In 2017 over 60,000 Americans died as the result of opioid overdoses, more than died annually in this country during the peak of the AIDs epidemic, more than die every year from breast cancer, and more Americans than died in the entire Vietnam War. But even though the overdose crisis ravaging our nation seems impossible to ignore, few understand how it came to be.

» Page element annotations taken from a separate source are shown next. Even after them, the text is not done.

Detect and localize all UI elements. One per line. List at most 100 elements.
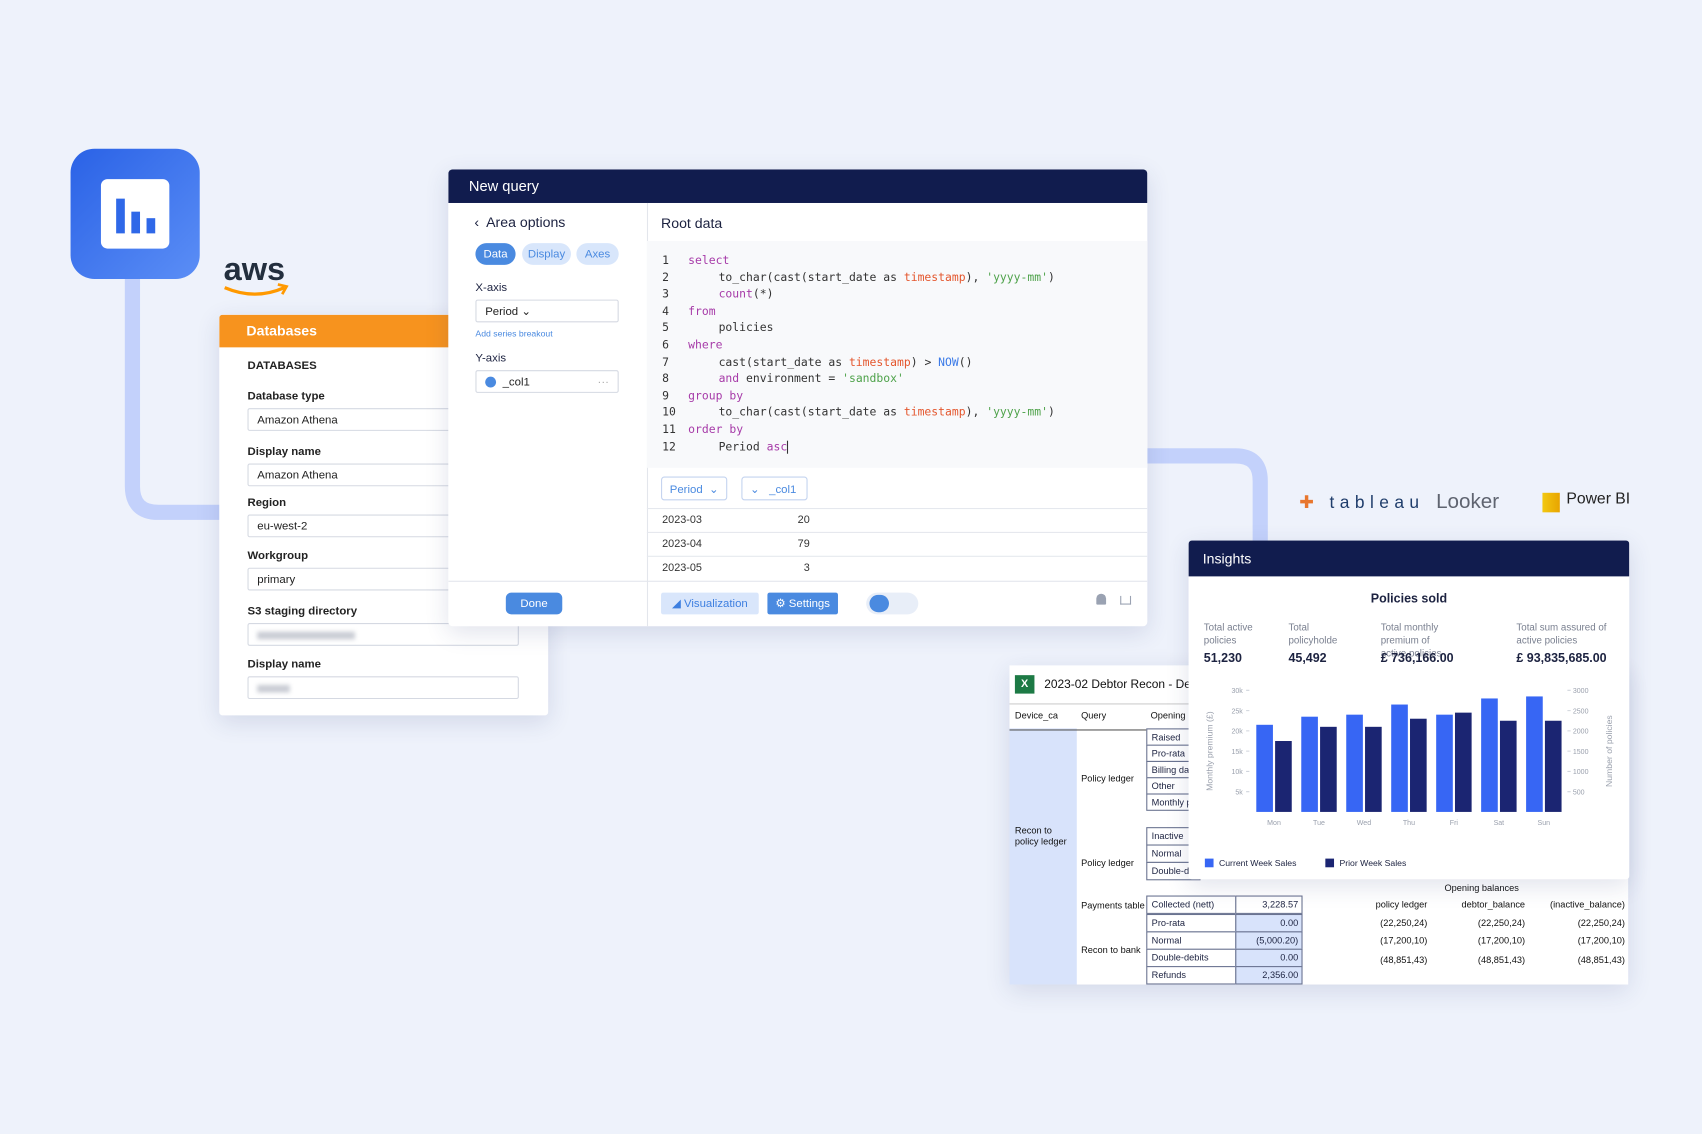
legend-swatch (1325, 858, 1335, 868)
select-text: Period (669, 483, 703, 497)
field-input[interactable] (247, 623, 519, 646)
column-select[interactable]: ⌄ _col1 (741, 476, 808, 501)
token: from (688, 304, 716, 318)
line-number: 8 (662, 372, 669, 386)
code-line: 7 cast(start_date as timestamp) > NOW() (647, 354, 1147, 371)
y2-tick-label: 2000 (1573, 729, 1589, 736)
more-icon[interactable]: ··· (597, 375, 609, 389)
breakout-link[interactable]: Add series breakout (475, 328, 553, 339)
token: NOW (938, 355, 959, 369)
tableau-logo: ✚ tableau (1299, 492, 1424, 514)
view-toggle[interactable] (866, 592, 919, 615)
query-label: Policy ledger (1081, 772, 1134, 784)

OPIUM tells the extraordinary and at times harrowing story of how we arrived at today's crisis, a story that begins at the dawn of human civilization with enterprising poppy farmers in Mesopotamia, explores the breakthroughs of too-often forgotten experimental chemists in the Arab world who first refined poppy juice into opium, of colonial powers who spirited opium around the world in the interest of building out empires, of psychiatrists like Freud who ushered opium into modern medicine, and finally the story of the pharmaceutical conglomerates we know today that used opium and its more potent cousin, heroin, as a model for a wave of pills that laid the groundwork for today's overdose epidemic.
Throughout, the book demonstrates how opium has served as a currency that helped develop the global economy. Wielded as a tool with which all kinds of brokers of power--empires like the British Commonwealth setting off China's Opium Wars, titans of modern medicine, and American drug companies, to name a few--could profit and expand, no matter the human cost, opium has proved both a frequent impetus for and obstacle to improving modern life. In its final chapter, OPIUM takes us inside the cutting edge of the opiate epidemic, showing how the nation's top doctors are confronting the crisis head on, in part using the lessons of opium's complex history.